C. A third method to get the dog to start going Down when you do not have a treat takes a little more time and patience, but it will work if you stick to it.

Start the training session with Sit, then Down with a treat. Second time, Sit, Down without a treat. (Use the same hand motions, but empty hand.) If the dog does not do something that resembles a Down the second time, pick up all your treats immediately, pack up, and leave. Session over. Ignore the pup for a few minutes. Then make believe nothing ever happened.
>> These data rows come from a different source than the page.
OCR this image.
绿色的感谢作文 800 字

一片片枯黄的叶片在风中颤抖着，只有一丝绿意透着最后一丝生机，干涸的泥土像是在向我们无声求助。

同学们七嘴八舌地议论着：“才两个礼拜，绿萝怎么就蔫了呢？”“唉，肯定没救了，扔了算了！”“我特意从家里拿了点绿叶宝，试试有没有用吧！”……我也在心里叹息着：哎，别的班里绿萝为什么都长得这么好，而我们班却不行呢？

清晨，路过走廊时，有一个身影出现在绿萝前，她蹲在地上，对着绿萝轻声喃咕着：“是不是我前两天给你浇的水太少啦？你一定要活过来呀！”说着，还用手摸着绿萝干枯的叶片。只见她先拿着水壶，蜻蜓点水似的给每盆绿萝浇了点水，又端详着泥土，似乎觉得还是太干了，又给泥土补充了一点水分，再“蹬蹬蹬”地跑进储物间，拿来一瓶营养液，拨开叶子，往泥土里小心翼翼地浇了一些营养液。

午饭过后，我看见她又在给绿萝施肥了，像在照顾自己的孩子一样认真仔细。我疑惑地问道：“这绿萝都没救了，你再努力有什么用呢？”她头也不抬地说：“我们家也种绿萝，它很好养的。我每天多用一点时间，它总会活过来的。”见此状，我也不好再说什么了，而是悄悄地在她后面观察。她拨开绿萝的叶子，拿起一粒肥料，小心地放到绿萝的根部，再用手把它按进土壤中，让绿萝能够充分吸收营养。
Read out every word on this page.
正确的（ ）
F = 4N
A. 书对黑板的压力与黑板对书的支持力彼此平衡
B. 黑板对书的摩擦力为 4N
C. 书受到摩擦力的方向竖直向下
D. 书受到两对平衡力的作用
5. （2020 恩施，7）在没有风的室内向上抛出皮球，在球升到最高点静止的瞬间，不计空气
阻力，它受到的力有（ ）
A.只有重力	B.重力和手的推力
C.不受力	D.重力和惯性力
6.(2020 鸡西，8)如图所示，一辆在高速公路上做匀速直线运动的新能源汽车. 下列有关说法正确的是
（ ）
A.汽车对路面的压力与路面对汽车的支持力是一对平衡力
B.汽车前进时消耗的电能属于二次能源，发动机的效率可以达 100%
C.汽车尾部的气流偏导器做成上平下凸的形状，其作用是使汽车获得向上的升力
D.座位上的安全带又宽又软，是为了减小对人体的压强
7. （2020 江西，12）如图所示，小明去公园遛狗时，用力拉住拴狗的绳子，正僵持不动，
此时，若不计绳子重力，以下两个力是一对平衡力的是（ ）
Maybe an hour or two later, repeat. Sit, Down, Treat. Sit, Down, No Treat. Dog doesn't do the Down without the treat? Pack up. Session over. Ignore dog for a few minutes. Then forget all about it. Go outside for a walk. Cuddle up and watch some TV with the pup. Life goes on. Later, or the next day, repeat again. Sit. Down. Treat. Sit. Down without the treat. No compliance again. Session over. Goodbye pup. Leave. Ignore.

When you get that second down, and you will eventually, without a treat, make a big fuss and pet the dog and tell it how good it is. (You are actually subsituting one reward for another at this point. Eventually, you will drop the praise, or just say a quiet, "Good.")

From there, you can add Down #3, and treat. Now you'll have 1) Down-treat. 2) Down-no treat. 3) Down-treat. You can add to it from there.

Now you can still have other training sessions in between in which you work on other behaviors as you usually would, but do not work on Down during these sessions. Message to dog: "We have fun training and get treats. When we do Down, the second time you must do it without the treat or I pack up and we're done."

In many dogs, you will cause a stubborn counter-reaction, and the dog will make a point of not going down on that second command. It may perform worse! It may stop going Down on the first command with the treat! It's called a temper tantrum! Teen-age rebellion. You don't care! No down on the second try, session over. Bye-bye doggy.

Just some suggestions to deemphasize the treat and get the dog moving toward a variable schedule of rewards--sometimes a reward, sometimes not--which I think is extremely important to establish as soon as possible!